Sex- and region-specific differences in microstructural remodeling and passive biomechanics of the aorta correlate with aneurysm propensity in a mouse model of severe Marfan syndrome

Marfan syndrome (MFS) is a connective tissue disorder caused by mutations in the gene that encodes fibrillin-1, a glycoprotein necessary for elastic fiber assembly and stability in the large elastic arteries. MFS is associated with aortic aneurysms that typically occur in the proximal ascending aorta and have worse outcomes in males. Mechanisms for the sex- and region-specific differences in aneurysm development and outcomes are unknown. We quantified aortic geometry, microstructural remodeling, and passive biomechanics of the thoracic ascending, thoracic descending, abdominal suprarenal, and abdominal infrarenal aorta in 4 months old male and female Fbn1^mgR/mgR (a model of severe MFS) and littermate wild-type mice to determine correlations between aortic geometry, microstructural remodeling, biomechanics, and aneurysmal dilation. We showed that aneurysmal dilation was strongly correlated with unloaded thickness, microstructural remodeling including loss of elastic fibers, deposition of collagen fibers, and decrease in cell nuclei number, and mechanical metrics including physiologic and ex vivo circumferential material stiffness.

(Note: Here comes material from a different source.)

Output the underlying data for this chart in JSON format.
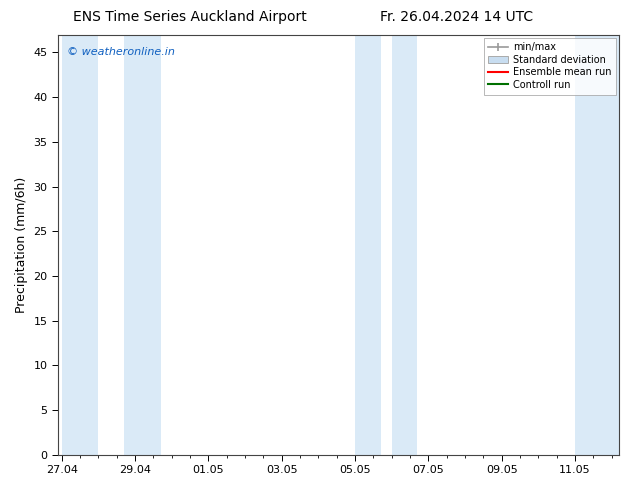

A multivariable mixed model showed that unloaded thickness, elastic fiber degradation, and ex vivo material stiffness predicted aneurysmal dilation with an adjusted R² = 0.8818. Our results highlight the potential of geometric, microstructural remodeling, and biomechanical metrics to serve as physical biomarkers for personalized aortic aneurysm diagnosis and management in MFS.

Statement of significance

Marfan syndrome (MFS) is a genetic disease associated with aortic aneurysms that have distinct sex- and region-specific outcomes. The mechanisms driving these variations are unclear. We used a severe MFS mouse model (Fbn1^mgR/mgR) to explore differences in microstructural remodeling and passive wall mechanics along the aortic length in males and females. We correlated these changes with aneurysm severity, as quantified by aortic dilation. We found that sex- and region-specific alterations in unloaded thickness, microstructural remodeling, and passive mechanical properties of the aortic wall play a critical role in aortic dilation. Our findings showed that mechanical metrics, particularly ex vivo material stiffness, may serve as biomarkers for the diagnosis and management of aortic aneurysms.